A new report from TransUnion forecasts that low unemployment rates and predicted growth in GDP should propel the market with increased credit balances for most products and falling delinquency rates.
But TransUnion is forecasting mortgage originations to drop partly due to increases expected for both the Prime and Mortgage Interest Rates, a rise in inflation and a low inventory of homes.

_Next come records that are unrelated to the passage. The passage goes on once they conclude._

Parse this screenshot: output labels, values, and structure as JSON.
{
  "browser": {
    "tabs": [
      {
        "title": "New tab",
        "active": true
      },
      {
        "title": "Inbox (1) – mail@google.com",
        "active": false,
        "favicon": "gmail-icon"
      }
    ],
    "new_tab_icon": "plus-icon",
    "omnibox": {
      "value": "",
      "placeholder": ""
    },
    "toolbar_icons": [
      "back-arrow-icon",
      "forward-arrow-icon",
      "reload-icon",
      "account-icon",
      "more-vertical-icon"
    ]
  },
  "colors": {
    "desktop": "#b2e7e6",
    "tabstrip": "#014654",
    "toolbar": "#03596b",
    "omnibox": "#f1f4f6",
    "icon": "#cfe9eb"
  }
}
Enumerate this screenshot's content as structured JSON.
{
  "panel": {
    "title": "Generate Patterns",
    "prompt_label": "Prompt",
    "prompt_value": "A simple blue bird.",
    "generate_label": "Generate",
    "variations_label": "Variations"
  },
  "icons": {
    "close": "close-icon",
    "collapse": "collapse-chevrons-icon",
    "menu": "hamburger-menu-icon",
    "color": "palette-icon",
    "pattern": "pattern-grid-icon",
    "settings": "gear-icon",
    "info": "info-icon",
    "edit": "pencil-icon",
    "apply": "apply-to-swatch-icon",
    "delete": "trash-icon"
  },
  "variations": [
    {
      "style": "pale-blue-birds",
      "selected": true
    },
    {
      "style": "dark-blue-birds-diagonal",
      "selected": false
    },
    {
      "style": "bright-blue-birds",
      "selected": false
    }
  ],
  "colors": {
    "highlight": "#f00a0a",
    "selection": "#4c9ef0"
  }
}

“While overall originations will be down in 2019, increases in home prices are resulting in record levels of home equity, which provide homeowners more opportunities to tap into low APR home equity products,” said Joe Mellman, senior vice president and TransUnion’s mortgage line of business leader. “This will particularly benefit consumers deciding pay off other higher interest rate products – as well as consumers finding it difficult to afford a new ‘move up’ house, who instead opt to invest in improving their existing home.”
Delinquency rates to fall
With the notable exception of credit cards (forecast to rise from 1.94% in Q4 2018 to 2.04%), serious delinquency rates are forecast to fall in 2019.
For mortgages, the serious delinquency rate is forecast to fall from 1.62% in Q4 2018 to 1.48% in Q4 2019. 10 years’ ago it was 6.65%.
Subprime borrowers will increase share from 3.6% of all mortgage loans originated in 2018 to 3.9% in 2019.
There will also rise for auto loans, unsecured personal loans, and credit cards, but said Matt Komos, vice president of research and consulting for TransUnion says this shouldn’t be worrisome right now.
“Balancing risk and returns is an instrumental part of consumer lending, and small increases to delinquency rates are often part of the planning process—a normal derivative of granting wider access to credit,” he said. “Even though it has now been a decade since the last recession, lenders continue to be cautious. In our estimation, the rise in non-prime borrowing we have observed and expect to see next year are a net-net positive.”